Application of specialized pro-resolving mediators that orchestrate key cellular process driving resolution of acute inflammation and generating a pro-regenerative environment to promote bone healing is highly attractive. Local delivery of these molecules at the injury site circumvents the challenges of systemic pharmacokinetics and off-target effects. Biomaterials play a central role in these strategies as they can aid localized delivery of pro-resolving mediators into the injury site. Bone tissue regeneration is multi-factorial and involves multiple cytokines and cell populations. Hence, therapeutic interventions that integrate multiple signaling pathways and inflammatory mediators should be developed to promote better therapeutic outcomes. However, a greater understanding of the action of these molecules and specific cell populations involved, selectivity, and downstream signaling in bone tissue in health and diseases is needed to provide a foundation for therapeutic targeting and pharmacokinetic studies. Emerging studies also imply that the time and mode of administration of the pro-resolving mediators needs to be custom tailored to achieve the therapeutic outcome. For example, studies utilizing SPMs like MaR1 required administration of the molecule following 3 days post-fracture to observe any therapeutic outcome, while application of adenosine immediately following injury showed therapeutic benefits. These observations suggest the need for a candidate-dependent delivery strategy to meet the spatiotemporal function. The advent of stimuli-responsive materials can be harnessed to precisely control the time, dose, and duration of these therapeutic molecules [140, 189]. A biomaterial-based approach that senses the environment and accordingly releases the appropriate biomolecule to temporally regulate the immune and progenitor cells to stimulate a regenerative environment and restore tissue homeostasis will advance the translational potential. Further studies in bone injury, including local interventions and temporal analyses of cells at the single cell resolution and microenvironmental factors, will provide much needed insight into the mediators and processes that govern resolution of inflammation at the injury site.

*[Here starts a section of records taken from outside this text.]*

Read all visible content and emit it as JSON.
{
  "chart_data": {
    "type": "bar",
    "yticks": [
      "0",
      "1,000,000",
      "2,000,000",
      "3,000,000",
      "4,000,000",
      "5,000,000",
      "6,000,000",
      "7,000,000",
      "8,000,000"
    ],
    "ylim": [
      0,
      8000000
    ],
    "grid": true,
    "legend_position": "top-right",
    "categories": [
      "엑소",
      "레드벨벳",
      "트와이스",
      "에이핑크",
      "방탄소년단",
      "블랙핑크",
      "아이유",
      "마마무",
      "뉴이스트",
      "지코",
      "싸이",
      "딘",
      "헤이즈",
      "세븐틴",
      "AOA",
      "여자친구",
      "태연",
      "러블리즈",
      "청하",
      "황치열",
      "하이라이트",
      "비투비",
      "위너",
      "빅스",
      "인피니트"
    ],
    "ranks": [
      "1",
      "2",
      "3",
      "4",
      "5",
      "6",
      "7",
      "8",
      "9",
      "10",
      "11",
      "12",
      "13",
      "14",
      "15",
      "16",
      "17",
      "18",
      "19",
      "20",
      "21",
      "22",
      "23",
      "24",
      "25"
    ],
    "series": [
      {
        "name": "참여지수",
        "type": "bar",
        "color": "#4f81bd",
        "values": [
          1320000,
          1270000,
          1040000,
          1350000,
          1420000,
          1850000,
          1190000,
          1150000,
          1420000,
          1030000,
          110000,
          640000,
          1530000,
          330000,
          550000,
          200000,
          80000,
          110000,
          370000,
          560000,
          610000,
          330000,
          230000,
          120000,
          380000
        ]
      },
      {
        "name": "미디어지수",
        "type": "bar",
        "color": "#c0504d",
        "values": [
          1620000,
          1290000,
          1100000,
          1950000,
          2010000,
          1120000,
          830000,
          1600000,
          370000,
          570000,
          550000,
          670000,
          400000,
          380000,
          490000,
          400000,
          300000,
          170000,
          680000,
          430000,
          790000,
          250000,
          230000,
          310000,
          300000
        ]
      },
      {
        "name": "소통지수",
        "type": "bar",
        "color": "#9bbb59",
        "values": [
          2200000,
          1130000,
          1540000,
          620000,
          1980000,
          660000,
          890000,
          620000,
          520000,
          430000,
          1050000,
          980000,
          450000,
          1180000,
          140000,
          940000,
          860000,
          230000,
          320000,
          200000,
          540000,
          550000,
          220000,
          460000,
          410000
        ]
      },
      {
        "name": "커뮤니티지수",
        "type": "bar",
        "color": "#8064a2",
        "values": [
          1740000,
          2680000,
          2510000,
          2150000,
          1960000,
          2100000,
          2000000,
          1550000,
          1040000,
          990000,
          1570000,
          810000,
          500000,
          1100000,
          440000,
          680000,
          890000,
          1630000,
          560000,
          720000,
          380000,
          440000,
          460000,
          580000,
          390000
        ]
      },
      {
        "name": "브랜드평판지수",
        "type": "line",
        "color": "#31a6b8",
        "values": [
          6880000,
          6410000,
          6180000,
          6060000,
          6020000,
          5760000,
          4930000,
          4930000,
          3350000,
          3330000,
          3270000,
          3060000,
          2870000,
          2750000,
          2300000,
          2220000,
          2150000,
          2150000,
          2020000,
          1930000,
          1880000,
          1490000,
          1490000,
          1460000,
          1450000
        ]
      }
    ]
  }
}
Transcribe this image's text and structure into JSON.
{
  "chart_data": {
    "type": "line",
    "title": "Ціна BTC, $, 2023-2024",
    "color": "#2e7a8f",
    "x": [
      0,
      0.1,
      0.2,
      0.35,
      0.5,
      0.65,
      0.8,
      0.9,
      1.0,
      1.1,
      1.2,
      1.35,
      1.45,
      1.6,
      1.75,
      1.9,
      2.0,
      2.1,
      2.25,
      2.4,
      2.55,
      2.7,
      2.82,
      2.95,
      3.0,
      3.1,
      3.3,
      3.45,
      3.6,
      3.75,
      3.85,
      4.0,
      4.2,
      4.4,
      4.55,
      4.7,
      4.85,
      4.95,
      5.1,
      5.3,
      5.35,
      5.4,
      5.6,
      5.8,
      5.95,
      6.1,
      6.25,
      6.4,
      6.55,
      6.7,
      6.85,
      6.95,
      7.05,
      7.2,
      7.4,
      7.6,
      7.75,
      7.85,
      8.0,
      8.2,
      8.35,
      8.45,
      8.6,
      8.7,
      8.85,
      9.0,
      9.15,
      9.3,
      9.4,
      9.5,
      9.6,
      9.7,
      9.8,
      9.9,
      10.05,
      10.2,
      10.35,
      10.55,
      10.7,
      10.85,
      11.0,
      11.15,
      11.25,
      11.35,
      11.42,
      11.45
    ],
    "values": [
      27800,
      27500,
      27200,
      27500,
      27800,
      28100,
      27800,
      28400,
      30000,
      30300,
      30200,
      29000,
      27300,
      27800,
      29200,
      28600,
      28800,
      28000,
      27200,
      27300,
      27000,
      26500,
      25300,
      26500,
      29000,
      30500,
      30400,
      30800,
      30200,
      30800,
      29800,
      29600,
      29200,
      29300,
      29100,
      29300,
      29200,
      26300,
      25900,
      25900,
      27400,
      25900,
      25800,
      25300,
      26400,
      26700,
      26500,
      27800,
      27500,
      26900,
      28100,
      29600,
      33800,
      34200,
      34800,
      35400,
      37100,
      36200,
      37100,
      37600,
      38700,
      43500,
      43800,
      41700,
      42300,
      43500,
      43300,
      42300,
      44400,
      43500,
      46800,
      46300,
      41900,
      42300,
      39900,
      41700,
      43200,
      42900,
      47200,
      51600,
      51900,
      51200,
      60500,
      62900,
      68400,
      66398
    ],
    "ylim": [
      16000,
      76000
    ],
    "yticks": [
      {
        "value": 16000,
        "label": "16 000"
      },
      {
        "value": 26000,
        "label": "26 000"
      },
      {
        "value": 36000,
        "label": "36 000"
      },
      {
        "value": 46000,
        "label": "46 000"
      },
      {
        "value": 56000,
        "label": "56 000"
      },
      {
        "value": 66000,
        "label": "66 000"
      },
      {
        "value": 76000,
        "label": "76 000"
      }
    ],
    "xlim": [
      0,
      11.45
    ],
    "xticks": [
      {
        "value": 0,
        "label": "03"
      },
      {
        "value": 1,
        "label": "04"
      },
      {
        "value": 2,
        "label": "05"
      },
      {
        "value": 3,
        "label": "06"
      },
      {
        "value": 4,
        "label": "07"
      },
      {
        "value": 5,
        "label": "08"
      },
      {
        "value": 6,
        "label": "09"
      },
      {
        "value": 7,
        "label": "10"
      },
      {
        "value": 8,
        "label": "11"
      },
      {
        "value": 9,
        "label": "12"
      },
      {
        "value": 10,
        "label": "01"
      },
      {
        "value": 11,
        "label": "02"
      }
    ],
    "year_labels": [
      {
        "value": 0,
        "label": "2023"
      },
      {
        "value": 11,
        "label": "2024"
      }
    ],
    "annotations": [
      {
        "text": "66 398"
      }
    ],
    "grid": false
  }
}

It is interesting to note that some molecules have pleiotropic functions in immunomodulation, osteogenesis and/or angiogenesis. These multi-functional molecules could be ideal therapeutic candidates to promote bone repair. Leveraging such multi-functional molecules that can regulate various relevant signaling pathways and cell populations will further advance the current efforts focusing on endogenous healing mechanisms to promote bone regeneration and fracture repair. In the case of bone tissue repair, biomaterials have also been used as bone grafts for treating large bone defects. Most of these approaches target a single biological event and lack approaches that can target different phases of bone healing and drive dynamic crosstalk between various cell populations. Incorporation of molecules with pleiotropic functions could also have a significant impact in improving the functions of bone grafts.

To date, although many biomaterials have been developed that promote fracture healing and also contribute to immunomodulation, most of the research has yet to be translated into the clinic. Currently, autografts or allografts are the most frequently used bone grafts, and given their biological origin, they could provide some beneficial effect towards resolution of inflammation although this is not very well established. Other widely used biomaterials containing calcium phosphate minerals that are shown to promote fracture healing can potentially contribute to immune modulation via sequestration of growth factors [190, 191], other pro-resolving mediators, or by contributing to the extracellular adenosine [96]. Recently the FDA approved a bioresorbable thermoset screw that releases citrate molecules, which has been shown to exhibit anti-inflammatory functions [192, 193]. Although still in its infancy, the emerging evidence overall strongly indicates that therapeutic approaches integrating molecules that can actively resolve acute inflammation will be an efficient therapeutic strategy to promote bone tissue repair and mitigate delayed healing and non-unions.